« [Compte-rendu de Jules Supervielle, Gravitations] », Bibliothèque universelle et Revue de Genève, décembre 1925, p. 1560.

{p. 1560} « Quel est celui-là qui s’avance » avec ce visage d’entre la vie et la mort « où se reflète le passage incessant d’oiseaux de la mer ? » « Quel est cet homme dont l’âme fait des signes solennels ? »

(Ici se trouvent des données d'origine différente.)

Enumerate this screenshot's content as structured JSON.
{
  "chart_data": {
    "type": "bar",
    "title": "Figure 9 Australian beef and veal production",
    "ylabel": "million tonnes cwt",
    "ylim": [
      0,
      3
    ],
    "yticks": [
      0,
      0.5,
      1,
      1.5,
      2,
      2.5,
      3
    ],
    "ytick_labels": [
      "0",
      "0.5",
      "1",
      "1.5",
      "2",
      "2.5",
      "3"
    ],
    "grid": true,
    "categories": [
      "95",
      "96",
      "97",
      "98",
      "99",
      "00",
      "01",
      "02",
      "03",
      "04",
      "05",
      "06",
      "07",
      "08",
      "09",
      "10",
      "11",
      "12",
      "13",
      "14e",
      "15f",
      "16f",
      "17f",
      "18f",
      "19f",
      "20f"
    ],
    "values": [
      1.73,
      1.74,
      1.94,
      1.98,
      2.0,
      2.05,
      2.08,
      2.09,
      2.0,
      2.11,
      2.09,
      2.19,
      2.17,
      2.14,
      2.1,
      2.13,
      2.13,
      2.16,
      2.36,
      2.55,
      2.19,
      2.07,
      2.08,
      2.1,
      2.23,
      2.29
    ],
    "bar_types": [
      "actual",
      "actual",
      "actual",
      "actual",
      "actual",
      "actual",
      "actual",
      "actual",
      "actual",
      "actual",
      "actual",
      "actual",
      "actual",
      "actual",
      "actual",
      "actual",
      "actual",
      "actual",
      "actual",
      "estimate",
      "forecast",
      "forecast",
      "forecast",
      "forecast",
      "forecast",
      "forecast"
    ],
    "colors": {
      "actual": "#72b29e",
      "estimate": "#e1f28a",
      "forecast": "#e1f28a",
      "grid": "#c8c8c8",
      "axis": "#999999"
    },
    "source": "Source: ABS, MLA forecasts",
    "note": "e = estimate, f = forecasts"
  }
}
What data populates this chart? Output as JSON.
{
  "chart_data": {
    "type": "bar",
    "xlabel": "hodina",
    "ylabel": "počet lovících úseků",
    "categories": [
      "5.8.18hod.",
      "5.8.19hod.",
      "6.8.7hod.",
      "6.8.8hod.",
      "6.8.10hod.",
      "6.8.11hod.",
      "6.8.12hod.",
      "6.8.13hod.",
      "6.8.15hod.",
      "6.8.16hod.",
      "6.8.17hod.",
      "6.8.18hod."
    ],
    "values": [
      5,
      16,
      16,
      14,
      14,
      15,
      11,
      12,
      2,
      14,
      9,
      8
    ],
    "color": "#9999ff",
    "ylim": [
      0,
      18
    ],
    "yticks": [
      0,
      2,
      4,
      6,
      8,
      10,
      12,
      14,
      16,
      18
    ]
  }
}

Une voix lente aux méandres songeurs, une simplicité qui n’est pas familière. C’est bien la poésie d’une époque tourmentée dans sa profondeur, mais qui se penche sans vertige sur ses abîmes. Simplicité de notre temps ! Au-dessus de la trépidation immense des machines, un Saint-John-Perse, un Supervielle parlent avec des mots de tous les jours aux vivants et aux morts :

Mère, je sais très mal comme l’on cherche les morts…
« … Cette chose haute à la voix grave qu’on appelle un père dans les maisons. »

Comme Valéry, ce poète sait « des complicités étranges pour assembler un sourire ». Comme Max Jacob il lui arrive de situer une anecdote purement poétique dans un monde qu’il s’est créé. Jamais banal, il est parfois facile : la description du monde qu’il invente nous lasse quand elle ne l’étonne plus assez lui-même (pourtant l’autel et le surréalisme l’ont enrichie d’images…).

Je cite des noms : y a-t-il influence ou seulement co-génération ? Pour peu qu’ils sortent des cafés littéraires, nos poètes respirent le même air du temps. Leur originalité se retrouve dans la manière dont ils tentent de fuir l’inquiétude où ils baignent. Celui-ci vient à peine de quitter l’air dur des pampas. « Le voilà qui s’avance, foulant les hautes herbes du ciel. » Le gaucho a dompté Pégase et caracole dans les étoiles.

J’avoue que l’univers intérieur où il lui arrive de graviter me trouble mieux que son lyrisme cosmique. On est plus près de l’infini au fond de soi qu’au fond du ciel.